Symbol table '.dynsym' contains 4 entries:
  Num:	Value 				Size 	Type 	Bind 	Vis 		Ndx 	Name
  0: 		0000000000000000 	0 		NOTYPE 	LOCAL 	DEFAULT 	UND
  1: 		0000000000000000 	0 		FUNC 	GLOBAL 	DEFAULT 	UND 	puts@GLIBC_2.2.5 (2)
  2: 		0000000000000000 	0 		FUNC 	GLOBAL 	DEFAULT 	UND 	__libc_start_main@GLIBC_2.2.5 (2)
  3: 		0000000000000000 	0 		NOTYPE 	WEAK 	DEFAULT 	UND 	__gmon_start__

 

Loading and Executing a Binary

Loading an ELF binary on a Linux-based system.
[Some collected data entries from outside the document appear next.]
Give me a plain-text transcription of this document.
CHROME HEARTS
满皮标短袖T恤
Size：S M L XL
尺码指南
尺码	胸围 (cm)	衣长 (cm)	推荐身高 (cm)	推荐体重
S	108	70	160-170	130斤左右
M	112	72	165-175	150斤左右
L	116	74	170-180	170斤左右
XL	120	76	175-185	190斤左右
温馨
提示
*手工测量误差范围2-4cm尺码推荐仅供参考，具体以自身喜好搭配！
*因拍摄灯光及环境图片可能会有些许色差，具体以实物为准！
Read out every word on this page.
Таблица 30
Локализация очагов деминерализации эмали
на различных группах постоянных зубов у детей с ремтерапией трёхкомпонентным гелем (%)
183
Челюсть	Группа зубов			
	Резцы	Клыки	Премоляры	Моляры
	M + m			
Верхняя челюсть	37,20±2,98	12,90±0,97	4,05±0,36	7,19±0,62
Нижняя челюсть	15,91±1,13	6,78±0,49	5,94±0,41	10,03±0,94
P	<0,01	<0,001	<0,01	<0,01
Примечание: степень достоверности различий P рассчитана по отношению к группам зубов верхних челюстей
  • A binary’s representation in memory does not necessarily correspond one-to-one with its on-disk representation, like collapsing a string of zeros to a single one to save space, and re-expand while loading into the memory.
  • A new process is setup for the program to run in, including a virtual address space. Subsequently, the operating system maps an interpreter into the process’s virtual memory to load the binary and perform the necessary relocations. On Linux, the interpreter is typically a shared library called ld-linux.so. On Windows, the interpreter functionality is implemented as part of ntdll.dll. After loading the interpreter, the kernel transfers control to it, and the interpreter begins its work in user space.
  • The interpreter then maps the dynamic libraries required into the virtual address space (using mmap or an equivalent function) and then resolves any relocations left in the binary’s code sections to fill in the correct addresses for references to the dynamic libraries.
  • Linux ELF binaries come with a special section called .interp that specifies the path to the interpreter.
$ readelf -p .interp a.out

String dump of section '.interp':
  [0] /lib64/ld-linux-x86-64.so.2

Citation: Practical Binary Analysis.